Dans le cas de l’Alberta, le gouvernement ne devrait pas laisser passer l’occasion offerte par la baisse actuelle des revenus de corriger un grave problème budgétaire structurel à long terme associé aux dépenses de programme élevées par habitant par rapport aux autres provinces, à l’insuffisance des recettes fiscales autres que les ressources pour couvrir les dépenses de fonctionnement et aux revenus directs volatils tirés des ressources. Cela peut nécessiter une approche à trois volets : (1) réduire les dépenses de fonctionnement courantes, y compris la restriction des salaires et des traitements, tout en stimulant l’investissement dans les infrastructures essentielles alors que l’investissement privé est faible; (2) élargir les assiettes de l’impôt sur le revenu et de l’impôt à la consommation, et augmenter les frais d’utilisation; et (3) l’établissement d’un cadre stratégique pour l’utilisation future des recettes tirées directement des ressources.
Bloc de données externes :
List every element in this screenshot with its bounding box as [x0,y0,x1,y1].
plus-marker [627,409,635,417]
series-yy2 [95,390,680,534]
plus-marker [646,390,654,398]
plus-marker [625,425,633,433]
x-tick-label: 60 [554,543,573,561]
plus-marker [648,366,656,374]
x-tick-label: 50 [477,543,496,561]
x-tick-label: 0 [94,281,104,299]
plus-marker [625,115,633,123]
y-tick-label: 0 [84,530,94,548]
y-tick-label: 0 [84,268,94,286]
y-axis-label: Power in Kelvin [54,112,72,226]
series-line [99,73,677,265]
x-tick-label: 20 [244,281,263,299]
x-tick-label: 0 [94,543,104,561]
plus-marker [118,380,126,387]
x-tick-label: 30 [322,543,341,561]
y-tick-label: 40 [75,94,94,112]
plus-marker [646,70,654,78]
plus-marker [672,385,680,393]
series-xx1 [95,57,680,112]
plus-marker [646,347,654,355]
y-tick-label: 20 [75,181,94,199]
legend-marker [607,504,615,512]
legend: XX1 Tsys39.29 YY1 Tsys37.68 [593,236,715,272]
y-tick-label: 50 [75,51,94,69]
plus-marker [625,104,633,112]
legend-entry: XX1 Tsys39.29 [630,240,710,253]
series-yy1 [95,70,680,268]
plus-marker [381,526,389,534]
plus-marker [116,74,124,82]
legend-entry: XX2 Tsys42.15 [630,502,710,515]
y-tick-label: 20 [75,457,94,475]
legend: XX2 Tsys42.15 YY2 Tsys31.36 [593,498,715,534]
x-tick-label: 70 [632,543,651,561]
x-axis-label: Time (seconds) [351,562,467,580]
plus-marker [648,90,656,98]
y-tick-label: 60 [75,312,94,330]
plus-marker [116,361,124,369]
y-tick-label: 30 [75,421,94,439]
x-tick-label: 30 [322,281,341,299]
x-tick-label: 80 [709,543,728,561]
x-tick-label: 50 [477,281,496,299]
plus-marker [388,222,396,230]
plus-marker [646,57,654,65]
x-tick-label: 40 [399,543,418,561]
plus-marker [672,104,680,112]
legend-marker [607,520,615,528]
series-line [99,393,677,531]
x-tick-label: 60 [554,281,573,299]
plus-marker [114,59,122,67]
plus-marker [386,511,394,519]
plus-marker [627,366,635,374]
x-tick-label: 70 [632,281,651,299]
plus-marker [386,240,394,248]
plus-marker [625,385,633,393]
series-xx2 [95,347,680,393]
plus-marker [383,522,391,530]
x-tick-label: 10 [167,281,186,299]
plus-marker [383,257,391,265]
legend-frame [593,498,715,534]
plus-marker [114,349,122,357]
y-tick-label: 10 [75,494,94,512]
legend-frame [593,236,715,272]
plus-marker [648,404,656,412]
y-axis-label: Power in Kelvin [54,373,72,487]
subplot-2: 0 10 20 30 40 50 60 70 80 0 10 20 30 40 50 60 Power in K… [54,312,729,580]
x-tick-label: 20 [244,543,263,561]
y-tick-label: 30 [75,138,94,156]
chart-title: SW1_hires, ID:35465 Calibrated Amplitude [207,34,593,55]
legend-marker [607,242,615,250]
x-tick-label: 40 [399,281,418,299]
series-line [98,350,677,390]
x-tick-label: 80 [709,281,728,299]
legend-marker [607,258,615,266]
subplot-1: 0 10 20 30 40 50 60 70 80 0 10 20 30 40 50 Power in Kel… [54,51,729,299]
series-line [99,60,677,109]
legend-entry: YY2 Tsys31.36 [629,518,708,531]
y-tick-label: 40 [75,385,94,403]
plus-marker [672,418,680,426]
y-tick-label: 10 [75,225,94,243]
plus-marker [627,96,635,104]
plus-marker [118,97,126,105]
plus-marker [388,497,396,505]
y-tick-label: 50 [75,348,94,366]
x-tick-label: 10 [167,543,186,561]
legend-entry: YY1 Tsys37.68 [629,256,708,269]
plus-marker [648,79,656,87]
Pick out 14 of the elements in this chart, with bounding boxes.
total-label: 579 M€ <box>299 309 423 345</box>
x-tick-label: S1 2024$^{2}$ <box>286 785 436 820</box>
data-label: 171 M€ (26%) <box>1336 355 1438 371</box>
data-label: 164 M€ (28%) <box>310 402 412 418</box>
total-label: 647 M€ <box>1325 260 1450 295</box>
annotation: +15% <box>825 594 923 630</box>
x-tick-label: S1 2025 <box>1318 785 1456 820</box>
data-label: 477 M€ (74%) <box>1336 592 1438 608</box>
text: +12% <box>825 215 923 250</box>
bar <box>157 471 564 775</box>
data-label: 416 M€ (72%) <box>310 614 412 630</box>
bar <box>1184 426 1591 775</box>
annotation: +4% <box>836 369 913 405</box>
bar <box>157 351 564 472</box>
Un tel cadre pourrait prévoir que les revenus futurs provenant des redevances et des ventes de terres seront déposés dans un fonds spécial non budgétaire qui pourrait être composé d’une composante de richesse souveraine (c.-à-d. un véritable fonds patrimonial à la Norvège) et d’une composante de développement (pour les dépenses en immobilisations afin de soutenir le développement futur de l’industrie albertaine).
La chute des prix du pétrole a entraîné une dépréciation substantielle du dollar canadien qui devrait faciliter l’ajustement de l’économie à la perte importante des termes de l’échange découlant du repli des prix du pétrole. Cet ajustement implique une augmentation des exportations canadiennes réelles nettes en réponse à l’amélioration de la compétitivité des coûts des producteurs canadiens de biens et de services résultant de la faiblesse du dollar canadien. Les exportations manufacturières du centre du Canada et les exportations nettes de services de voyage et de tourisme devraient être les principaux bénéficiaires de l’augmentation de la compétitivité du Canada. De meilleures perspectives de ventes nettes à l’étranger encourageraient à leur tour plus d’investissements des entreprises afin d’accroître la capacité et d’accroître la productivité, qui est de plus en plus en deçà du niveau des États-Unis au cours des dernières décennies. Toutefois, pour que ces rajustements se concrétisent pleinement, il est impératif que les salaires et les coûts canadiens en dollars canadiens soient maîtrisés (c.-à-d. qu’ils n’augmentent pas plus rapidement que la productivité canadienne) afin que le gain initial de compétitivité ne soit pas considérablement érodé par la suite. Cela est pertinent non seulement pour le centre du Canada, mais aussi pour le reste du pays, y compris l’Alberta, où les coûts ont augmenté au cours des dernières années.